Schott A M, Termoz A, Viprey M, Tazarourte K, Vecchia C Della, Bravant E, Perreton N, Nighoghossian N, Cakmak S, Meyran S, Ducreux B, Pidoux C, Bony T, Douplat M, Potinet V, Sigal A, Xue Y, Derex L, Haesebaert J
Université de Lyon, Université Claude Bernard Lyon 1 - HESPER EA 7425, 8 Avenue Rockefeller, 69008, Lyon, France.
Hospices Civils de Lyon, Pôle de Sante Publique, Lyon, France.
BMC Health Serv Res. 2021 Jan 4;21(1):12. doi: 10.1186/s12913-020-05982-0.
Optimizing access to recanalization therapies in acute ischemic stroke patients is crucial. Our aim was to measure the short and long term effectiveness, at the acute phase and 1 year after stroke, of four sets of actions implemented in the Rhône County.
The four multilevel actions were 1) increase in stroke units bed capacity and development of endovascular therapy; 2) improvement in knowledge and skills of healthcare providers involved in acute stroke management using a bottom-up approach; 3) development and implementation of new organizations (transportation routes, pre-notification, coordination by the emergency call center physician dispatcher); and 4) launch of regional public awareness campaigns in addition to national campaigns.

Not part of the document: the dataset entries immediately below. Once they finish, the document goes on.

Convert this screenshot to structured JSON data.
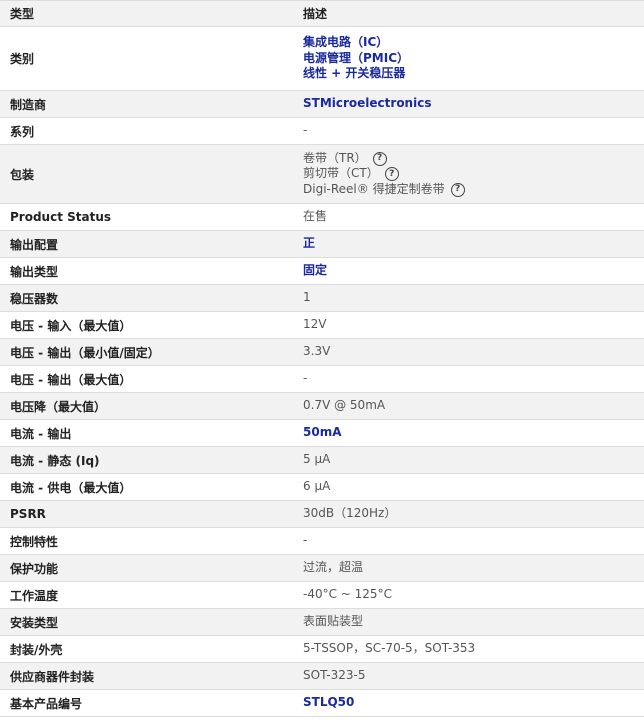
{
  "header": {
    "col1": "类型",
    "col2": "描述"
  },
  "rows": [
    {
      "label": "类别",
      "values": [
        "集成电路（IC）",
        "电源管理（PMIC）",
        "线性 + 开关稳压器"
      ],
      "link": true
    },
    {
      "label": "制造商",
      "values": [
        "STMicroelectronics"
      ],
      "link": true
    },
    {
      "label": "系列",
      "values": [
        "-"
      ],
      "link": false
    },
    {
      "label": "包装",
      "values": [
        "卷带（TR）",
        "剪切带（CT）",
        "Digi-Reel® 得捷定制卷带"
      ],
      "link": false,
      "help": true
    },
    {
      "label": "Product Status",
      "values": [
        "在售"
      ],
      "link": false
    },
    {
      "label": "输出配置",
      "values": [
        "正"
      ],
      "link": true
    },
    {
      "label": "输出类型",
      "values": [
        "固定"
      ],
      "link": true
    },
    {
      "label": "稳压器数",
      "values": [
        "1"
      ],
      "link": false
    },
    {
      "label": "电压 - 输入（最大值）",
      "values": [
        "12V"
      ],
      "link": false
    },
    {
      "label": "电压 - 输出（最小值/固定）",
      "values": [
        "3.3V"
      ],
      "link": false
    },
    {
      "label": "电压 - 输出（最大值）",
      "values": [
        "-"
      ],
      "link": false
    },
    {
      "label": "电压降（最大值）",
      "values": [
        "0.7V @ 50mA"
      ],
      "link": false
    },
    {
      "label": "电流 - 输出",
      "values": [
        "50mA"
      ],
      "link": true
    },
    {
      "label": "电流 - 静态 (Iq)",
      "values": [
        "5 µA"
      ],
      "link": false
    },
    {
      "label": "电流 - 供电（最大值）",
      "values": [
        "6 µA"
      ],
      "link": false
    },
    {
      "label": "PSRR",
      "values": [
        "30dB（120Hz）"
      ],
      "link": false
    },
    {
      "label": "控制特性",
      "values": [
        "-"
      ],
      "link": false
    },
    {
      "label": "保护功能",
      "values": [
        "过流，超温"
      ],
      "link": false
    },
    {
      "label": "工作温度",
      "values": [
        "-40°C ~ 125°C"
      ],
      "link": false
    },
    {
      "label": "安装类型",
      "values": [
        "表面贴装型"
      ],
      "link": false
    },
    {
      "label": "封装/外壳",
      "values": [
        "5-TSSOP，SC-70-5，SOT-353"
      ],
      "link": false
    },
    {
      "label": "供应商器件封装",
      "values": [
        "SOT-323-5"
      ],
      "link": false
    },
    {
      "label": "基本产品编号",
      "values": [
        "STLQ50"
      ],
      "link": true
    }
  ],
  "help_icon": {
    "name": "question-circle-icon",
    "glyph": "?"
  },
  "colors": {
    "link": "#1a2a9c",
    "row_alt": "#f2f2f2",
    "border": "#dcdcdc"
  }
}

A before-and-after study was conducted with two identical population-based cohort studies in 2006-7 and 2015-16 in all adult ischemic stroke patients admitted to any emergency department or stroke unit of the Rhône County. The primary outcome criterion was in-hospital management times, and the main secondary outcome criteria were access to reperfusion therapy (either intravenous thrombolysis or endovascular treatment) and pre-hospital management times in the short term, and 12-month prognosis measured by the modified Rankin Scale (mRS) in the long term.

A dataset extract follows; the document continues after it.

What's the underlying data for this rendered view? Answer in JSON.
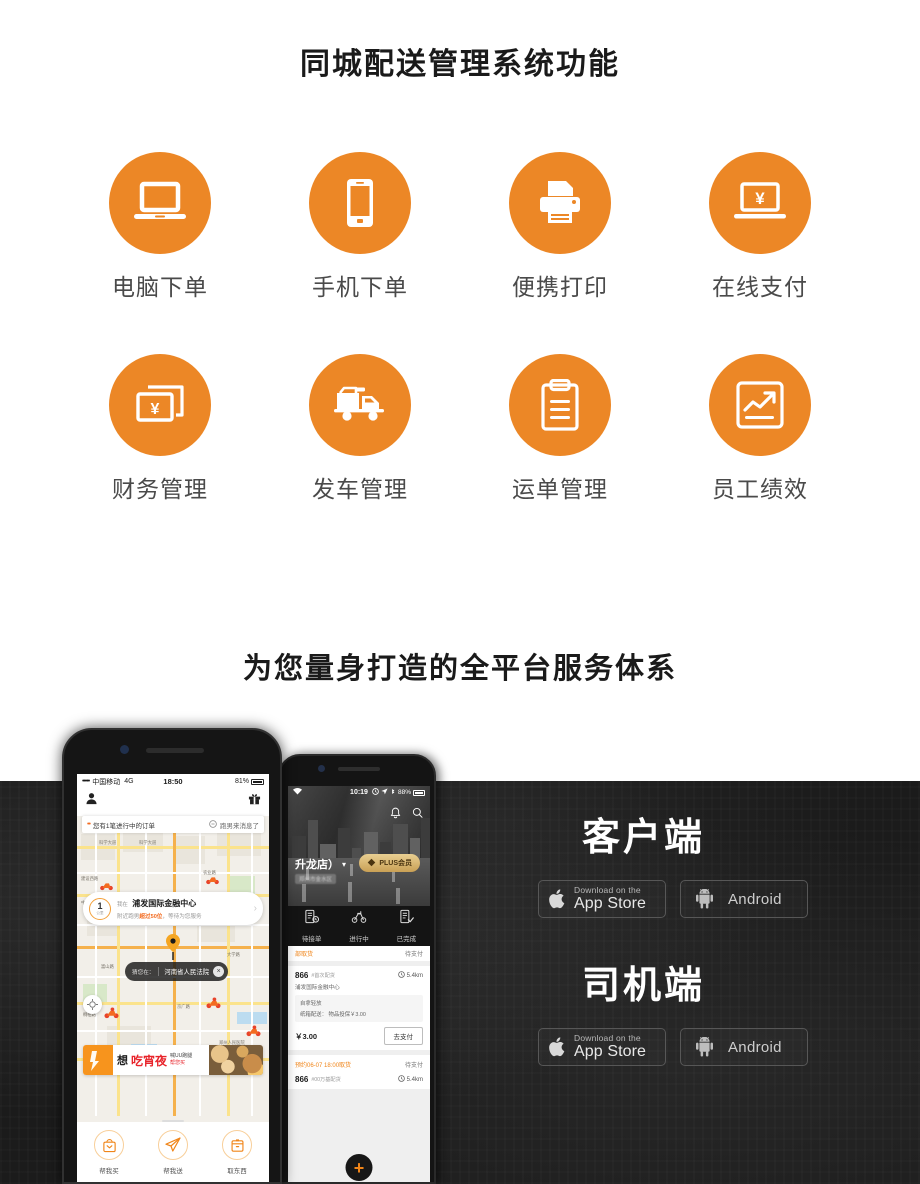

Between 2015-16 and 2006-7 periods ischemic stroke patients increased from 696 to 717, access to reperfusion therapy increased from 9 to 23% (p < 0.0001), calls to emergency call-center from 40 to 68% (p < 0.0001), first admission in stroke unit from 8 to 30% (p < 0.0001), and MRI within 24 h from 18 to 42% (p < 0.0001). Onset-to-reperfusion time significantly decreased from 3h16mn [2 h54-4 h05] to 2h35mn [2 h05-3 h19] (p < 0.0001), mainly related to a decrease in delay from admission to imaging. A significant decrease of disability was observed, as patients with mild disability (mRS [0-2]) at 12 months increased from 48 to 61% (p < 0.0001). Pre-hospital times, however, did not change significantly.

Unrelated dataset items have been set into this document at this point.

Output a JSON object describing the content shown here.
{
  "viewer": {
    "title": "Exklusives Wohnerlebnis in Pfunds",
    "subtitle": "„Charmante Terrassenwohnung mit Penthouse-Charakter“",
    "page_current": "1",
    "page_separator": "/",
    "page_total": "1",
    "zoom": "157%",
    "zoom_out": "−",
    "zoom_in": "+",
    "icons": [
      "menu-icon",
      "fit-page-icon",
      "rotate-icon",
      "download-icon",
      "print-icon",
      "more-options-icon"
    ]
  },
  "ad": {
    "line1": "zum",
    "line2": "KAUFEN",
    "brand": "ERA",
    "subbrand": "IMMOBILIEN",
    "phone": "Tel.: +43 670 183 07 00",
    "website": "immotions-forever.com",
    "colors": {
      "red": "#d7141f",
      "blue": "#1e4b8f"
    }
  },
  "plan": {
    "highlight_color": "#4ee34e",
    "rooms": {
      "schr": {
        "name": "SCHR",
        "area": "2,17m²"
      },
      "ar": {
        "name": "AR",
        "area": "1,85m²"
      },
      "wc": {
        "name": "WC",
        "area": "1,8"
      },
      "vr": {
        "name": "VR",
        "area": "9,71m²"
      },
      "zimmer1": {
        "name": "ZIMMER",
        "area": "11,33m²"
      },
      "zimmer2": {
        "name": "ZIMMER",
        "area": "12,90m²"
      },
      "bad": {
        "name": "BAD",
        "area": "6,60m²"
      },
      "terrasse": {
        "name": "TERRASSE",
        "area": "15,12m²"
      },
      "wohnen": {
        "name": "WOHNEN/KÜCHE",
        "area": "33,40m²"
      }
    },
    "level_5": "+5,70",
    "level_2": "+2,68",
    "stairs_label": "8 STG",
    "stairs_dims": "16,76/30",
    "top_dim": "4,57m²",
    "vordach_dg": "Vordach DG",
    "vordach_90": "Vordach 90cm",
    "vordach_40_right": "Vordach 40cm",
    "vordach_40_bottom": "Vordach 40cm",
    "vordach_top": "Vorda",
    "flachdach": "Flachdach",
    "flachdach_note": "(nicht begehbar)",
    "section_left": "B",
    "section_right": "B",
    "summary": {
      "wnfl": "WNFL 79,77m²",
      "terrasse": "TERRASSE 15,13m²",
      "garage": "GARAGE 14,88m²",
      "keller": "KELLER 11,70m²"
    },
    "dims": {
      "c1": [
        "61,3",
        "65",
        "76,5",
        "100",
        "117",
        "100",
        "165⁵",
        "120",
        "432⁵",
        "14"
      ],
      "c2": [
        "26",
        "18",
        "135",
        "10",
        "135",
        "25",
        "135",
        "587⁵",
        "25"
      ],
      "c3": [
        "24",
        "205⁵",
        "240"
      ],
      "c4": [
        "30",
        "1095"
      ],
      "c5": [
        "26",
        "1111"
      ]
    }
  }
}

We observed significant improvement in access to reperfusion therapy, mainly through a strong decrease of in-hospital management times, and in 12-month disability after the implementation of four sets of actions between 2006 and 2016 in the Rhône County. Reducing pre-hospital times remains a challenge.
优化急性缺血性中风患者的再灌注治疗途径至关重要。我们的目的是评估在罗讷省实施的四组行动在中风急性期及中风后1年的短期和长期效果。
这四项多层次行动分别为:1)增加中风单元床位并发展血管内治疗;2)采用自下而上的方法提高参与急性中风管理的医护人员的知识和技能;3)开发并实施新的组织形式(运输路线、预先通知、急救中心医生调度员协调);4)除全国性宣传活动外,开展地区性公众宣传活动。在2006 - 2007年和2015 - 2016年,对所有入住罗讷省任何急诊科或中风单元的成年缺血性中风患者进行了两项相同的基于人群的队列研究,开展了一项前后对照研究。主要结局标准是住院管理时间,主要次要结局标准是短期获得再灌注治疗(静脉溶栓或血管内治疗)的情况和院前管理时间,以及长期采用改良Rankin量表(mRS)测量的12个月预后。
在2015 - 2016年和2006 - 2007年期间,缺血性中风患者从696例增加到717例,获得再灌注治疗的比例从9%增至23%(p < 0.0001),拨打急救中心电话的比例从40%增至68%(p < 0.0001),首次入住中风单元的比例从8%增至30%(p < 0.0001),24小时内进行MRI检查的比例从18%增至42%(p < 0.0001)。从发病到再灌注的时间从3小时16分钟[2小时54 - 4小时05]显著降至2小时35分钟[2小时05 - 3小时19](p < 0.0001),主要是由于从入院到成像的延迟减少。观察到残疾情况显著减少,12个月时轻度残疾(mRS[0 - 2])的患者从48%增至61%(p < 0.0001)。然而,院前时间没有显著变化。
我们观察到,在2006年至2016年罗讷省实施四组行动后,再灌注治疗的可及性有显著改善,主要是通过大幅缩短住院管理时间以及12个月时的残疾情况得到改善。缩短院前时间仍然是一项挑战。